In the news this week was word that in the first ECB auction of dollars since the Fed dropped the price and the collateralization requirements on swap lines last week, demand soared from less than $1 billion to $50.7 billion. Comments are to the effect that the lower rate “removed the stigma” of borrowing from the central bank. (See NY Times article)
Excuse me! I would have thought that when you drop the price and sales soar, that mean the new price is attractive. It must mean that the banks could borrow at 59 basis points (109 basis points at the last auction) for 84 days and invest at a profitable spread in something that requires little regulatory capital, such as a triple-A dollar-denominated bond that comes due in a year. Yes, there is interest rate risk and there is liquidity risk. But these are banks; their raison d’etre is said to be “maturity transformation”.
Thirty-four banks took part in this scheme, suggesting to me that this is a broad-based way to increase earnings with little apparent risk.
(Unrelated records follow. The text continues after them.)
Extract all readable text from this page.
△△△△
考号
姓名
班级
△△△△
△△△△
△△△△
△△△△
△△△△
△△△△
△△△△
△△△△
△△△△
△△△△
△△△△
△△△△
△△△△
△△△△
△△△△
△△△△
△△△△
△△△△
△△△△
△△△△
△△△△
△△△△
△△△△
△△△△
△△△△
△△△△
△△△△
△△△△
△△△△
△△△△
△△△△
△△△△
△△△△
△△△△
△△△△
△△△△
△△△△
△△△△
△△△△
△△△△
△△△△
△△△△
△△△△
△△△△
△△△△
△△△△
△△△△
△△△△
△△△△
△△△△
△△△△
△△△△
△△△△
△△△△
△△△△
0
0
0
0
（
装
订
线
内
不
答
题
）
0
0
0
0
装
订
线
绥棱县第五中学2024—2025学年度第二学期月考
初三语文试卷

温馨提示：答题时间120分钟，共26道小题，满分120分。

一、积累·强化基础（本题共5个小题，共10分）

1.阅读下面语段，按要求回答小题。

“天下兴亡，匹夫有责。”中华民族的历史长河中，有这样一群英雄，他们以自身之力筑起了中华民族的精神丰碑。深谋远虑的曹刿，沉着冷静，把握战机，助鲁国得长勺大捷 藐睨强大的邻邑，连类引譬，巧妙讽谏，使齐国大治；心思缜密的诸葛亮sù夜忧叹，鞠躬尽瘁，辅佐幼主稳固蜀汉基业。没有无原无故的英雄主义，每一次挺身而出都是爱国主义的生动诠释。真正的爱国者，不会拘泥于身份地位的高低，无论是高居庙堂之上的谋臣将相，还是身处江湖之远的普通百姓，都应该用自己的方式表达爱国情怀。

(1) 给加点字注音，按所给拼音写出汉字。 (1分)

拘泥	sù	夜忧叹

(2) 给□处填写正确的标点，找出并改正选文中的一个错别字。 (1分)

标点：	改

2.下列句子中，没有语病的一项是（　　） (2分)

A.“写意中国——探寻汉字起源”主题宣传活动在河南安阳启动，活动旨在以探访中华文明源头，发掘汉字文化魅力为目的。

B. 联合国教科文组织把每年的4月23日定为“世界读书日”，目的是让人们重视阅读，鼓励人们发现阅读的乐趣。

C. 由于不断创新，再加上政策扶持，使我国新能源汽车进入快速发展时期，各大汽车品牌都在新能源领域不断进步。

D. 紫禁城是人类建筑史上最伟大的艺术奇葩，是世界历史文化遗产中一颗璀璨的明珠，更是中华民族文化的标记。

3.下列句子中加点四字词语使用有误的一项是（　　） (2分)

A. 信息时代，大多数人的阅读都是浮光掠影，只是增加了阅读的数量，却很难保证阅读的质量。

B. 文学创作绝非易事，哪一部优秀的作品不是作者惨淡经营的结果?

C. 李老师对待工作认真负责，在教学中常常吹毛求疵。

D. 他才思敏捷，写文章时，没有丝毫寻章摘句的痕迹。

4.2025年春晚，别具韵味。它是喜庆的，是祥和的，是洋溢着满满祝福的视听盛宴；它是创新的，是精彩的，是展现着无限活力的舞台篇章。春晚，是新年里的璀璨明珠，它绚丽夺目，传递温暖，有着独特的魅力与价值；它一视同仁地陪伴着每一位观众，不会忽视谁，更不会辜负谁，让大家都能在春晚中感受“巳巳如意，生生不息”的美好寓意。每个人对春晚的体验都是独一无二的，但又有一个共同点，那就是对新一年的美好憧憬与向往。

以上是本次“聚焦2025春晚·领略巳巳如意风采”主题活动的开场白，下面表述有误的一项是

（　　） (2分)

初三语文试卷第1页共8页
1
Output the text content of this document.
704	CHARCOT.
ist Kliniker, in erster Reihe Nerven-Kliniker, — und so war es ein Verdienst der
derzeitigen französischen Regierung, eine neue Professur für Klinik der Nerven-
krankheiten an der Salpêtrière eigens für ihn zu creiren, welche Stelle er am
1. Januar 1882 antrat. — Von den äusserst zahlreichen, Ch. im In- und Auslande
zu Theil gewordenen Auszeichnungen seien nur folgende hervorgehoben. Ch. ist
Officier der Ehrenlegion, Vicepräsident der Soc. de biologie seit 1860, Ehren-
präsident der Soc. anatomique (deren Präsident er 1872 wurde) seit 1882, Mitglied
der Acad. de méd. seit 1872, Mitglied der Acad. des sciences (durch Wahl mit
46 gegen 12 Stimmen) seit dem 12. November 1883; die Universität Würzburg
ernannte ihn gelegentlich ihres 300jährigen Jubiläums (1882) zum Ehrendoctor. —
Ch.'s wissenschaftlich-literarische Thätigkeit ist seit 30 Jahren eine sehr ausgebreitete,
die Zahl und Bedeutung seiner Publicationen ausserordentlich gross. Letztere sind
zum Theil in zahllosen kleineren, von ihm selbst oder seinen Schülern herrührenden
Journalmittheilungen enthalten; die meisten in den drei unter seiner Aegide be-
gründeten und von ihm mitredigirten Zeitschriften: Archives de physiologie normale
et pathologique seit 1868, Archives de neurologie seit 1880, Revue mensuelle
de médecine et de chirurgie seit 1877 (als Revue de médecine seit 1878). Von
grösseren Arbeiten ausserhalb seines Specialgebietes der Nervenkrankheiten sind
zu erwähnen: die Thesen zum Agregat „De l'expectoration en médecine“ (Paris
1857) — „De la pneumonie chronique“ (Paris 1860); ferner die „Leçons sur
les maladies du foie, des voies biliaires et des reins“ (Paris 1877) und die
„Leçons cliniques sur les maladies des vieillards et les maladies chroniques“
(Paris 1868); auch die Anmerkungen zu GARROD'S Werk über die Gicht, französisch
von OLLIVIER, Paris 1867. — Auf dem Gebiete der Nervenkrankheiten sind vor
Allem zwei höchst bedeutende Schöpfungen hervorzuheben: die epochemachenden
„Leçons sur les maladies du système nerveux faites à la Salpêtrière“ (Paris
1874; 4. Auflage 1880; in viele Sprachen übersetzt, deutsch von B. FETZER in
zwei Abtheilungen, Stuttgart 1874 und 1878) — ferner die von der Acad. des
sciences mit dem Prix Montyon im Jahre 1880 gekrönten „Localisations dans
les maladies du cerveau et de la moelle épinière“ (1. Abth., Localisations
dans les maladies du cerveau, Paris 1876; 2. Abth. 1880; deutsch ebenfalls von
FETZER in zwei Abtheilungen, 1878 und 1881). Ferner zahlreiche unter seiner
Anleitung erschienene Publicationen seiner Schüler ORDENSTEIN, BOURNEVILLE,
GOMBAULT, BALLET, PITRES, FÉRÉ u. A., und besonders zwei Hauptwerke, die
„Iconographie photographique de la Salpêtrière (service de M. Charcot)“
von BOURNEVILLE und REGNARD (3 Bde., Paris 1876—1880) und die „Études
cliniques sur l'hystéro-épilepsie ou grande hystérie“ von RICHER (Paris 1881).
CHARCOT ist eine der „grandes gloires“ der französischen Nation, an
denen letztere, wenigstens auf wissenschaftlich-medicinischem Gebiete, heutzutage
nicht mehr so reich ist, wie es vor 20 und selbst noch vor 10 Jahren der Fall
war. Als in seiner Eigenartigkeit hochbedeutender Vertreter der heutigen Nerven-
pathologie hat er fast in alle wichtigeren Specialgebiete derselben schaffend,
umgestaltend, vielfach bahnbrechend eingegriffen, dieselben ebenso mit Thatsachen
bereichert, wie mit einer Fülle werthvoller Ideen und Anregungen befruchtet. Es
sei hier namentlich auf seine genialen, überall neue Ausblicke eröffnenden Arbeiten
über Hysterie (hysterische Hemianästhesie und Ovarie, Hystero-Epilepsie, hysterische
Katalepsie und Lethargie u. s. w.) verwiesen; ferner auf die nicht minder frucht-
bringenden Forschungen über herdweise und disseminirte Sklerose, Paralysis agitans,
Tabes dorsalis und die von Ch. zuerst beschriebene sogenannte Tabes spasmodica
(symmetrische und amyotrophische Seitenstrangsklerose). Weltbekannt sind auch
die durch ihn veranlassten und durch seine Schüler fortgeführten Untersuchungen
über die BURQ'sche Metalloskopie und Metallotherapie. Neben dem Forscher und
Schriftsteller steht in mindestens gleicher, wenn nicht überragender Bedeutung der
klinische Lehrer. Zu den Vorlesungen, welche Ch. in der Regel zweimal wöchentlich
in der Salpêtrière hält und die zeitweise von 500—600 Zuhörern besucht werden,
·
What does that mean for the proposition that banks tapping the ECB’s dollar facilities are cash-strapped because they have lost access to the U.S. money market funds? It suggests to me that not so many are as cash-strapped as they have been said to be. They lost the money market funds months ago and have made whatever arrangements they have made in the interim. The borrowings this week suggest that European banks will borrow from the ECB in order to make profits. Yes, the stigma has been removed. Earnings will go up. Greed is good.
Disclosure: I have no positions in any stocks mentioned, and no plans to initiate any positions within the next 72 hours.